Images reveal vast Amazon deforestation

Jack Chang McClatchy

RIO DE JANEIRO, Brazil – New satellite photographs show that the destruction of Brazil’s fragile Amazon rainforest has exploded this year, fueling fears that the government’s efforts to stop deforestation have been fruitless.

Brazil’s DETER real-time monitoring system found that more than 430 square miles of forest, an area a bit smaller than the city of Los Angeles, vanished in the month of April, while about 2,300 square miles, larger than the state of Delaware, were destroyed between August and April.

That nine-month total surpassed the entire acreage in the Amazon that was destroyed over the previous 12 months, according to DETER data. What’s worse, the satellites couldn’t see about half of the forest in April due to cloud cover, suggesting that actual deforestation likely was much greater.

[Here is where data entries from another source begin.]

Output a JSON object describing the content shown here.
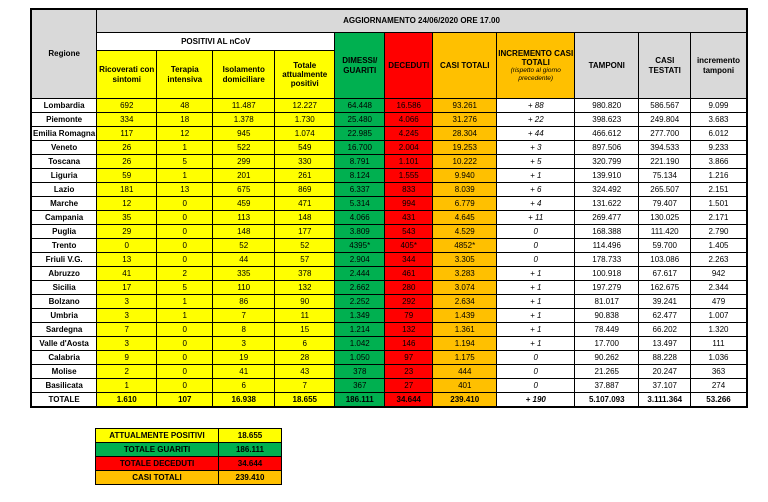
{
  "colors": {
    "yellow": "#ffff00",
    "green": "#00b050",
    "red": "#ff0000",
    "orange": "#ffc000",
    "gray": "#d9d9d9"
  },
  "header": {
    "title": "AGGIORNAMENTO 24/06/2020 ORE 17.00",
    "regione": "Regione",
    "positivi_group": "POSITIVI AL nCoV",
    "subcols": [
      "Ricoverati con sintomi",
      "Terapia intensiva",
      "Isolamento domiciliare",
      "Totale attualmente positivi"
    ],
    "dimessi_guariti": "DIMESSI/ GUARITI",
    "deceduti": "DECEDUTI",
    "casi_totali": "CASI TOTALI",
    "incremento": "INCREMENTO CASI TOTALI",
    "incremento_sub": "(rispetto al giorno precedente)",
    "tamponi": "TAMPONI",
    "casi_testati": "CASI TESTATI",
    "incremento_tamponi": "incremento tamponi"
  },
  "rows": [
    {
      "regione": "Lombardia",
      "values": [
        "692",
        "48",
        "11.487",
        "12.227",
        "64.448",
        "16.586",
        "93.261",
        "+ 88",
        "980.820",
        "586.567",
        "9.099"
      ]
    },
    {
      "regione": "Piemonte",
      "values": [
        "334",
        "18",
        "1.378",
        "1.730",
        "25.480",
        "4.066",
        "31.276",
        "+ 22",
        "398.623",
        "249.804",
        "3.683"
      ]
    },
    {
      "regione": "Emilia Romagna",
      "values": [
        "117",
        "12",
        "945",
        "1.074",
        "22.985",
        "4.245",
        "28.304",
        "+ 44",
        "466.612",
        "277.700",
        "6.012"
      ]
    },
    {
      "regione": "Veneto",
      "values": [
        "26",
        "1",
        "522",
        "549",
        "16.700",
        "2.004",
        "19.253",
        "+ 3",
        "897.506",
        "394.533",
        "9.233"
      ]
    },
    {
      "regione": "Toscana",
      "values": [
        "26",
        "5",
        "299",
        "330",
        "8.791",
        "1.101",
        "10.222",
        "+ 5",
        "320.799",
        "221.190",
        "3.866"
      ]
    },
    {
      "regione": "Liguria",
      "values": [
        "59",
        "1",
        "201",
        "261",
        "8.124",
        "1.555",
        "9.940",
        "+ 1",
        "139.910",
        "75.134",
        "1.216"
      ]
    },
    {
      "regione": "Lazio",
      "values": [
        "181",
        "13",
        "675",
        "869",
        "6.337",
        "833",
        "8.039",
        "+ 6",
        "324.492",
        "265.507",
        "2.151"
      ]
    },
    {
      "regione": "Marche",
      "values": [
        "12",
        "0",
        "459",
        "471",
        "5.314",
        "994",
        "6.779",
        "+ 4",
        "131.622",
        "79.407",
        "1.501"
      ]
    },
    {
      "regione": "Campania",
      "values": [
        "35",
        "0",
        "113",
        "148",
        "4.066",
        "431",
        "4.645",
        "+ 11",
        "269.477",
        "130.025",
        "2.171"
      ]
    },
    {
      "regione": "Puglia",
      "values": [
        "29",
        "0",
        "148",
        "177",
        "3.809",
        "543",
        "4.529",
        "0",
        "168.388",
        "111.420",
        "2.790"
      ]
    },
    {
      "regione": "Trento",
      "values": [
        "0",
        "0",
        "52",
        "52",
        "4395*",
        "405*",
        "4852*",
        "0",
        "114.496",
        "59.700",
        "1.405"
      ]
    },
    {
      "regione": "Friuli V.G.",
      "values": [
        "13",
        "0",
        "44",
        "57",
        "2.904",
        "344",
        "3.305",
        "0",
        "178.733",
        "103.086",
        "2.263"
      ]
    },
    {
      "regione": "Abruzzo",
      "values": [
        "41",
        "2",
        "335",
        "378",
        "2.444",
        "461",
        "3.283",
        "+ 1",
        "100.918",
        "67.617",
        "942"
      ]
    },
    {
      "regione": "Sicilia",
      "values": [
        "17",
        "5",
        "110",
        "132",
        "2.662",
        "280",
        "3.074",
        "+ 1",
        "197.279",
        "162.675",
        "2.344"
      ]
    },
    {
      "regione": "Bolzano",
      "values": [
        "3",
        "1",
        "86",
        "90",
        "2.252",
        "292",
        "2.634",
        "+ 1",
        "81.017",
        "39.241",
        "479"
      ]
    },
    {
      "regione": "Umbria",
      "values": [
        "3",
        "1",
        "7",
        "11",
        "1.349",
        "79",
        "1.439",
        "+ 1",
        "90.838",
        "62.477",
        "1.007"
      ]
    },
    {
      "regione": "Sardegna",
      "values": [
        "7",
        "0",
        "8",
        "15",
        "1.214",
        "132",
        "1.361",
        "+ 1",
        "78.449",
        "66.202",
        "1.320"
      ]
    },
    {
      "regione": "Valle d'Aosta",
      "values": [
        "3",
        "0",
        "3",
        "6",
        "1.042",
        "146",
        "1.194",
        "+ 1",
        "17.700",
        "13.497",
        "111"
      ]
    },
    {
      "regione": "Calabria",
      "values": [
        "9",
        "0",
        "19",
        "28",
        "1.050",
        "97",
        "1.175",
        "0",
        "90.262",
        "88.228",
        "1.036"
      ]
    },
    {
      "regione": "Molise",
      "values": [
        "2",
        "0",
        "41",
        "43",
        "378",
        "23",
        "444",
        "0",
        "21.265",
        "20.247",
        "363"
      ]
    },
    {
      "regione": "Basilicata",
      "values": [
        "1",
        "0",
        "6",
        "7",
        "367",
        "27",
        "401",
        "0",
        "37.887",
        "37.107",
        "274"
      ]
    },
    {
      "regione": "TOTALE",
      "total": true,
      "values": [
        "1.610",
        "107",
        "16.938",
        "18.655",
        "186.111",
        "34.644",
        "239.410",
        "+ 190",
        "5.107.093",
        "3.111.364",
        "53.266"
      ]
    }
  ],
  "summary": [
    {
      "label": "ATTUALMENTE POSITIVI",
      "value": "18.655"
    },
    {
      "label": "TOTALE GUARITI",
      "value": "186.111"
    },
    {
      "label": "TOTALE DECEDUTI",
      "value": "34.644"
    },
    {
      "label": "CASI TOTALI",
      "value": "239.410"
    }
  ]
}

That’s raised red flags among environmentalists, who say that soybean farming, cattle production and illegal logging are destroying the world’s largest rainforest despite the government’s attempts to halt the deforestation.

Chopping down and burning the rainforest releases tons of carbon dioxide and other greenhouse gases into the atmosphere, contributing to global climate change. Brazil is the world’s fourth-largest emitter of greenhouse gases, largely because of deforestation, according to the U.S.-based World Resources Institute.

Worse is yet to come, environmentalists said.

The Amazon’s dry season, when farmers do most of their burning and clearing, starts this month. That means the 12-month total ending in August will surely climb, said Marcelo Marquesini, a Brazil-based forests expert with the international environmental group Greenpeace.

Marquesini said rising prices for soybeans, beef and other commodities are pushing farmers to clear more land in the sprawling rainforest, which is about the size of the western United States.

A more complete deforestation picture will come out later this year, when Brazil’s PRODES monitoring system, which studies the Amazon over a longer period, produces more detailed results.

Brazil’s government already has responded to rising deforestation by cracking down on loggers, charcoal producers and others working illegally in the forest. While critics question whether such actions have done any good, government officials insist that the crackdown’s effects are only now being felt.

The fate of the Amazon has been at the center of a growing debate here over how this nation of 185 million people can both protect the forest and feed its booming economy, which depends on exporting soybeans and other commodities.